The fact that the attack came with finals approaching came as no surprise to Huseyin Can Yuceel, the security research lead at Picus Labs.
“Timing is everything, because they want to cause as much pain as possible,” he said, “so they can extort money from it.”
Teachers said they had to find alternative solutions to help students study for exams and submit final assignments. Some schools, such as the University of Texas at San Antonio, announced they were postponing finals scheduled for Friday in response to the outage.
Rod Uzat, a professor of Educational Leadership at the University of Texas Permian Basin, delayed the posting of grades by a day.
“The concern is for those of us who were doing the grading if there’s anything left,” Uzat said.
Rhongho Jang, a computer science professor at Wayne State University in Detroit, was finalizing grades for a class of 94 students when the system went down. He keeps paper copies of the student exams, but all of the semester assignments, which make up half of the final grade, are completed online.
If those assignments and grades could not be recovered, Jang would have given his students full credit.
“I didn’t want to penalize them,” he said. “We cannot judge based on the data we don’t have. The final responsibility is still on the server.”
A reliance on tech makes schools vulnerable
The breach highlighted how heavily schools depend on digital platforms run by outside companies to keep their operations running.
“What it boils down to is concentration risk,” said Joseph Blankenship, a vice president and research director at Forrester. He said any sector, including education, is particularly vulnerable when there’s only one or maybe two key providers hosting essential technology.

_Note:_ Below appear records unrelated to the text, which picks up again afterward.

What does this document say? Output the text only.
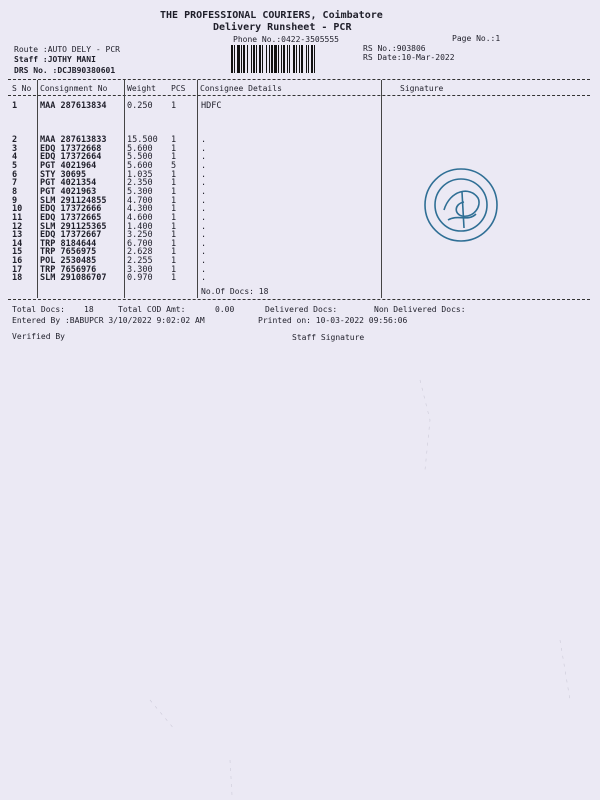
THE PROFESSIONAL COURIERS, Coimbatore
Delivery Runsheet - PCR
Phone No.:0422-3505555	Page No.:1
Route :AUTO DELY - PCR
Staff :JOTHY MANI
DRS No. :DCJB90380601
RS No.:903806
RS Date:10-Mar-2022
S No Consignment No Weight PCS Consignee Details	Signature
1	MAA 287613834 0.250 1	HDFC
2	MAA 287613833 15.500 1	.
3	EDQ 17372668	5.600 1	.
4	EDQ 17372664	5.500 1	.
5	PGT 4021964	5.600 5	.
6	STY 30695	1.035 1	.
7	PGT 4021354	2.350 1	.
8	PGT 4021963	5.300 1	.
9	SLM 291124855 4.700 1	.
10 EDQ 17372666	4.300 1	.
11 EDQ 17372665	4.600 1	.
12 SLM 291125365 1.400 1	.
13 EDQ 17372667	3.250 1	.
14 TRP 8184644	6.700 1	.
15 TRP 7656975	2.628 1	.
16 POL 2530485	2.255 1	.
17 TRP 7656976	3.300 1	.
18 SLM 291086707 0.970 1	.
No.Of Docs: 18
Total Docs: 18	Total COD Amt:	0.00	Delivered Docs:	Non Delivered Docs:
Entered By :BABUPCR 3/10/2022 9:02:02 AM	Printed on: 10-03-2022 09:56:06
Verified By	Staff Signature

Allan Liska, of the cybersecurity firm Recorded Future, said the outage did appear deliberate, not a glitch, and that Instructure was working to determine how widespread the problem was and ensure the hackers were no longer inside its system.
“There’s no indication at this point that any ransom has been paid,” Liska said. “And it likely is still a little too early for a ransom to have been paid. You know, normally these negotiations kind of drag on for a while.”
Connolly described ShinyHunters as a loose network of teenagers and young adults based in the U.S. and the United Kingdom. The group has also been linked to other attacks, including Live Nation’s Ticketmaster subsidiary. ShinyHunters posted online that it was not commenting on the Canvas incident.
ShinyHunters, or an offshoot, was also behind a previous smaller breach of Instructure, Liska said. Sometimes small breaches reveal weaknesses that threat actors later exploit in future leaks, said Yuceel, who compared it to a leak in a boat.
“You fixed it, but you already have the water in the boat,” he said.